Seeing small pieces of a larger jigsaw puzzle in isolation, no matter how hi-def the picture, is insufficient to grapple with humanity’s greatest challenges. We have long known the laws of thermodynamics, but struggle to predict the spread of a forest fire. We know how cells work, but can’t predict the poetry that will be written by a human made up of them. The frog’s-eye view of individual parts is not enough. A healthy ecosystem needs biodiversity.

Take your skills and apply them to a new problem, or take your problem and try completely new skills.

Deliberate Amateurs

The word “amateur,” did not originate as an insult, but comes from the Latin word for a person who adores a particular endeavour. A paradox of innovation and mastery is that breakthroughs often occur when you start down a road, but wander off for a ways and pretend as if you have just begun.

Be careful not to be too careful, or you will unconsciously limit your exploration.

The specialized approach to regulation missed systemic issues.

Your world becomes a bigger world, and maybe there’s a moment in which you make connections.

Develop Inefficiencies

At its core, all hyperspecialization is a well-meaning drive for efficiency—the most efficient way to develop a sports skill, assemble a product, learn to play an instrument, or work on a new technology. But inefficiency needs cultivating too. The wisdom of a laser-focused, efficient development is limited to narrowly constructed, kind learning environments. When you push the boundaries, a lot of it is just probing.

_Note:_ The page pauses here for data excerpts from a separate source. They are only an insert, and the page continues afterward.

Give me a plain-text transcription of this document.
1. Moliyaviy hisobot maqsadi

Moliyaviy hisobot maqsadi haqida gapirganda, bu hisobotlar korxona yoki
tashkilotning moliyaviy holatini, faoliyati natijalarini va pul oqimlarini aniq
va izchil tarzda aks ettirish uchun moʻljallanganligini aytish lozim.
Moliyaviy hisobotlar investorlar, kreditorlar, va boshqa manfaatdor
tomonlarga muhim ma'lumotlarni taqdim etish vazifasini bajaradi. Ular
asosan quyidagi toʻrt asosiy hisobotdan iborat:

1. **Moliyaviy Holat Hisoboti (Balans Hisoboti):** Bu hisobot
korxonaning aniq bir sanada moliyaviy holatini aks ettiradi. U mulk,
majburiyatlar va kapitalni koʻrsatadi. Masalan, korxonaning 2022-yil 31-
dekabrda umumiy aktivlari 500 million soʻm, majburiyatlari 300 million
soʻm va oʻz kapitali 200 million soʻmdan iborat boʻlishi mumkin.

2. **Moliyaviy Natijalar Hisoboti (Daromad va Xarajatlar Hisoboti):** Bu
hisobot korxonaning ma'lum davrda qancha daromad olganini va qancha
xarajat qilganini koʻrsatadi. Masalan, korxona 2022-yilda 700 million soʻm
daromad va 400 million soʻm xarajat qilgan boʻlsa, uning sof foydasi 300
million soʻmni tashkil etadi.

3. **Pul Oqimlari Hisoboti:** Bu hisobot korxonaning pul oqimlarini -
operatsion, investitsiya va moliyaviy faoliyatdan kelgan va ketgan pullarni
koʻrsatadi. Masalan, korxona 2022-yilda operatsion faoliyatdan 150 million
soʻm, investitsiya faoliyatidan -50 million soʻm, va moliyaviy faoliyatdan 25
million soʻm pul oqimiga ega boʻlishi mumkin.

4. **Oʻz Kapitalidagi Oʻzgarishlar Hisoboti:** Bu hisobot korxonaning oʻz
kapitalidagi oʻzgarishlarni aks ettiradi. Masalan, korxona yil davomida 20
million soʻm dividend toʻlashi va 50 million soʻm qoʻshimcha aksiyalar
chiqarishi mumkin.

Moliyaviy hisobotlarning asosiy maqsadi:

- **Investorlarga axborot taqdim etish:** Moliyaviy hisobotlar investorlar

It has to be inefficient. What’s gone totally is that time to talk and synthesize. People grab lunch and bring it into their offices. They feel lunch is inefficient, but often that’s the best time to bounce ideas and make connections.

Conclusions

Told in retrospect for popular media, stories of innovation and self-discovery can look like orderly journeys from A to B. Sort of like how inspirational-snippet accounts of the journeys of elite athletes appear straightforward, but the stories usually get murkier when examined in depth or over time.

The popular notion of the Tiger path minimizes the role of detours, breadth, and experimentation. It is attractive because it is a tidy prescription, low on uncertainty and high on efficiency. After all, who doesn’t like a head start? Experimentation is not a tidy prescription, but it is common, and it has advantages, and it requires more than the typical motivational-poster lip service to a tolerance for failure. Breakthroughs are high variance.

Going where no one has is a wicked problem. There is no well-defined formula or perfect system of feedback to follow. It’s like the stock market that way; if you want the sky highs, you have to tolerate a lot of lows.

One sentence advice: Don’t feel behind.

Compare yourself to yourself yesterday, not to younger people who aren’t you. Everyone progresses at a different rate, so don’t let anyone else make you feel behind. You probably don’t even know where exactly you’re going, so feeling behind doesn’t help.

Approach your own personal voyage and projects like Michelangelo approached a block of marble, willing to learn and adjust as you go, and even to abandon a previous goal and change directions entirely should the need arise. Research on creators in domains from technological innovation to comic books shows that a diverse group of specialists cannot fully replace the contributions of broad individuals. Even when you move on from an area of work or an entire domain, that experience is not wasted.